Mar 22, 2006 20:16
a situation came up yesterday and i wasn't sure if it was me just being retarded, or if i actually had something to be concerned about, so i decided to turn to the one person who knew me extremely well for alittle more than a year and a half.
so the phone rang last night and on the other end was a voice
(returning my IM/call) that used to be so familiar and close to my heart that sometimes it was the same voice i'd hear in my mind and in my dreams~
now, that voice seemed so foreign and strange.
how do i explain? it seemed to bounce in echo around my ears, but never really entered my person. i sat there-- numb, and unable to speak. why speak? i would be speaking to nothingness. (kinda nihilistic, huh?)
anyway later on IM, and after a very refreshing conversation with said party, (name censored by harsh request)...

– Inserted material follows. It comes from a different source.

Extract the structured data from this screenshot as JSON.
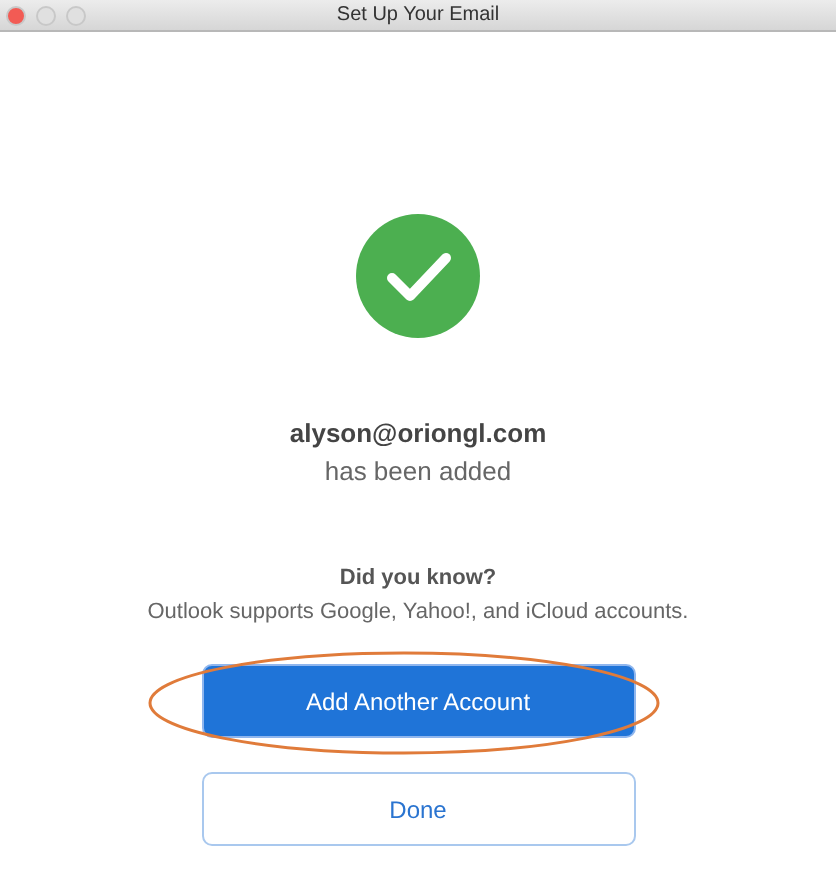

i learned alot about putting things in perspective--
namely, that no matter how ridiculous things seem to get out here (you know, the stress of school, living alone and of course the whole concept of a "new" relationship) it's 100x's better than the life (and supposed "love" i left behind in new jersey. if i ever romanticistically reminesced about old dreams and old flames-- that conversation certainly cured me.
although he had very little to contribute that would make me feel any better about myself, or my new situation out here, i realized just how much this life (tommy included) means to me. i guess i should say "thanks" to him for pointing out all that i have to be grateful for in the end-- even if it was in his all-too-familiar verbal attack style.